Fri, 10 Aug 2012 Safari 6 review
Apple’s latest web browser update introduces a few new features
- Manufacturer: Apple
- Manufacturer: Apple
- Pros: Twitter integration, offline reading list, and Tab View are all useful; iCloud Tab share is interesting; Smart Search is more straightforward to use
- Cons: Seems to have speed issues on Mac OS X 10.7 Lion; Bookmarks and email features are too well hidden for our liking; developers aren't impressed with Developer Tools
- Price: Free
- Star rating:
Safari is Mac OS X’s (and iOS) default web browser shipped with all Macs. Superficially it does the same job as other web browsers (you type in URLs or search terms) and it serves up web addresses.
Over time Apple has included features once the preserve of other browsers such as extensions and add-ons, and steadily tried to ensure that it remains one of the fastest browsers on the market (speed is probably the essence of most web browsers, but more on that later).
Safari is also – unsurprisingly for Apple – one of the most visually pleasing browsers on the market. With its restrained grey interface, clean menu system, rounded buttons, and unobtrusive styling it makes browsing the web a pleasurable experience.

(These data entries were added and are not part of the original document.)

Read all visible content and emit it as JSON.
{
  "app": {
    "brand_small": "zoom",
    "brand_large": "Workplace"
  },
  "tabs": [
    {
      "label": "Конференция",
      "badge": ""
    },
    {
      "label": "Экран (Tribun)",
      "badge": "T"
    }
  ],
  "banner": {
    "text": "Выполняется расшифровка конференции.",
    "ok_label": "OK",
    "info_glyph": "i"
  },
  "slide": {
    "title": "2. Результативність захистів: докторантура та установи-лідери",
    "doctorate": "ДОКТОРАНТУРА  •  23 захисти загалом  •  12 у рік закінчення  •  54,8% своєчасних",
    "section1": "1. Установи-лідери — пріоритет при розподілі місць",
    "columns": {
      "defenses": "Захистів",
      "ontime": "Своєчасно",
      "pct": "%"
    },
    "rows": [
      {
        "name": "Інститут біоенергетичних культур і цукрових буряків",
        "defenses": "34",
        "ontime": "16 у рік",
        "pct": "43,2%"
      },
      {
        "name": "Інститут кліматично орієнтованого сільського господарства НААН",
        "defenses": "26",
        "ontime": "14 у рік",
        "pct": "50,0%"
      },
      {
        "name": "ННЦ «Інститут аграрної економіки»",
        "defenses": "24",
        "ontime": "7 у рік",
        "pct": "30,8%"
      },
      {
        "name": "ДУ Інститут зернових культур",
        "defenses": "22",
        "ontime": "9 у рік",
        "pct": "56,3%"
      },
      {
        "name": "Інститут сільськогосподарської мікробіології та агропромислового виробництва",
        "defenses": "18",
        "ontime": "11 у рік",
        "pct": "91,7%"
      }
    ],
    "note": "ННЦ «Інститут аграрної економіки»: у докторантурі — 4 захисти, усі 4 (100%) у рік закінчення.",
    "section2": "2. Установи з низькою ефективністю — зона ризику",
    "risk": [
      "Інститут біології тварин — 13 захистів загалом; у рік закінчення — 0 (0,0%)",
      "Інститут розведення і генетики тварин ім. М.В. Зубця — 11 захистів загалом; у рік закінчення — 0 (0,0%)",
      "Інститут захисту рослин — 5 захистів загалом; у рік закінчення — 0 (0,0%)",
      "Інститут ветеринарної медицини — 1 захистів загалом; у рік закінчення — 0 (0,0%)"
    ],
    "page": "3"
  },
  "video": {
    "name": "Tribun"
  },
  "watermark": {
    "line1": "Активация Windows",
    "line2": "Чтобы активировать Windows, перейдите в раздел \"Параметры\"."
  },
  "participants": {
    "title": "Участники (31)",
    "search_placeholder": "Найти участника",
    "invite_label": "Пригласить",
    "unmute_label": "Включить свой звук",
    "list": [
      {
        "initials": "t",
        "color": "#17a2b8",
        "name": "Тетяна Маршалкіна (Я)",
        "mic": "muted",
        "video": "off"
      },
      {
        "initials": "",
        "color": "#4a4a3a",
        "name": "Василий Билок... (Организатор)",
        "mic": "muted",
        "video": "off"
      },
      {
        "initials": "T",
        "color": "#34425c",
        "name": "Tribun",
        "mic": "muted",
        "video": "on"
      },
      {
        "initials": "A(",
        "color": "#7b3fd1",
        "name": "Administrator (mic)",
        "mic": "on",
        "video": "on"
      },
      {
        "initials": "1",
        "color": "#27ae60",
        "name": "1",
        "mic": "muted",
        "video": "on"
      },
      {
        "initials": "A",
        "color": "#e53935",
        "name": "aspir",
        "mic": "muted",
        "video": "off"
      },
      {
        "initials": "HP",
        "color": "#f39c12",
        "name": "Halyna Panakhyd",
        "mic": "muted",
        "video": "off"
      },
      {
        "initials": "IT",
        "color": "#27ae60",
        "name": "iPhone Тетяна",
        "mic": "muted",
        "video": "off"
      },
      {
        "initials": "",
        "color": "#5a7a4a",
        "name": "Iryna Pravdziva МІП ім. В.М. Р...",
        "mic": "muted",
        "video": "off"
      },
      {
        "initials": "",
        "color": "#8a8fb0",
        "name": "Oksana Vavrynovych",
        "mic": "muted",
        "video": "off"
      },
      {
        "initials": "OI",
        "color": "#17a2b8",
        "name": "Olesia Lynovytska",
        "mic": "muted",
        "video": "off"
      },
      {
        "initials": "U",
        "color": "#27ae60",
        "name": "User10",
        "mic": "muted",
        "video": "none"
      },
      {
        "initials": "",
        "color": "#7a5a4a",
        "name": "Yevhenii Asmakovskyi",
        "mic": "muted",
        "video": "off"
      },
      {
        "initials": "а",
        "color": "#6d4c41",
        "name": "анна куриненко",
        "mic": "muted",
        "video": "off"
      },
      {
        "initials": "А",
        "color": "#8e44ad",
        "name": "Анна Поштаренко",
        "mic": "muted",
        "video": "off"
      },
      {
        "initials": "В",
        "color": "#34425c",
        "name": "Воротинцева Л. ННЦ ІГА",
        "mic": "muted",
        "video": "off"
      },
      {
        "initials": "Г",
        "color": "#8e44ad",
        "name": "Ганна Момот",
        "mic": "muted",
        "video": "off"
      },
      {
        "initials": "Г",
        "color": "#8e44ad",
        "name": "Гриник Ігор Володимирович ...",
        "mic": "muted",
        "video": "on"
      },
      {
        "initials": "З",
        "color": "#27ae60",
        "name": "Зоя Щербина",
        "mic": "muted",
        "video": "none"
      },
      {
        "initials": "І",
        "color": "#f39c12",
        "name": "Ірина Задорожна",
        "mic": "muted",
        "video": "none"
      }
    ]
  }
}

The latest update to Safari introduces a few – but not many – new features and improves functionality. It’s a moderate but welcome update.
Smart Search Bar in Safari 6
Probably the biggest change is the merging of the URL text box with the Search box into one area that Apple is referring to as the Smart Search Bar. Enter a straight URL (like www.macworld.co.uk) and it takes you straight to that site.
Otherwise it works a little like Spotlight, returning Top Hits, Google Search suggestions, Bookmarks and History results and offering an option to find the term on the page.
This is an approach that we first saw in Google Chrome, although Apple has taken the idea and run with it a little further. We like it, it seems logical to us to have just the one point to start your navigation to a website, regardless of whether you’re going directly their or via a search engine, bookmark, or history.
Another new feature is the ability to access any pages open on a Mac or iOS device in Safari. Clicking the iCloud Tabs button opens up a list of all your iCloud devices and you can open pages directly.
It is kind of interesting, and if you’re looking at a page on your iPhone, you can carry on reading it on your Mac without having to re-search for it. As a feature goes it works just fine. Outside of testing, however, we haven’t really found ourselves using it that much. Your milage may vary depending on how useful you find it.
Safari 6 Tab View
Safari has always had a visual edge on most other web browsers, and a new feature called Tab View is designed to make navigation between tabs more visual. It’s activated by making a pinch gesture on the trackpad (or by clicking the Tab View icon to the right of the tabs).
The web page zooms out (almost like Coverflow but you only see the single page and the ones to the left and right poke in from the edges of the screen). You can flick left and right through pages and click back on the one you want.
How useful you’ll find Tab View depends on how many tabs you have typically open at any one time. It is a good way to visually flick through tabs if the tabs don’t have enough space for full description. Speaking of space, Apple has changed the way Tabs themselves are displayed; they now take up the full width of the browser, so if two tabs are open each one will be half the width of the screen. While this looks quite comically large, a lot of web page descriptions can be lengthy these days.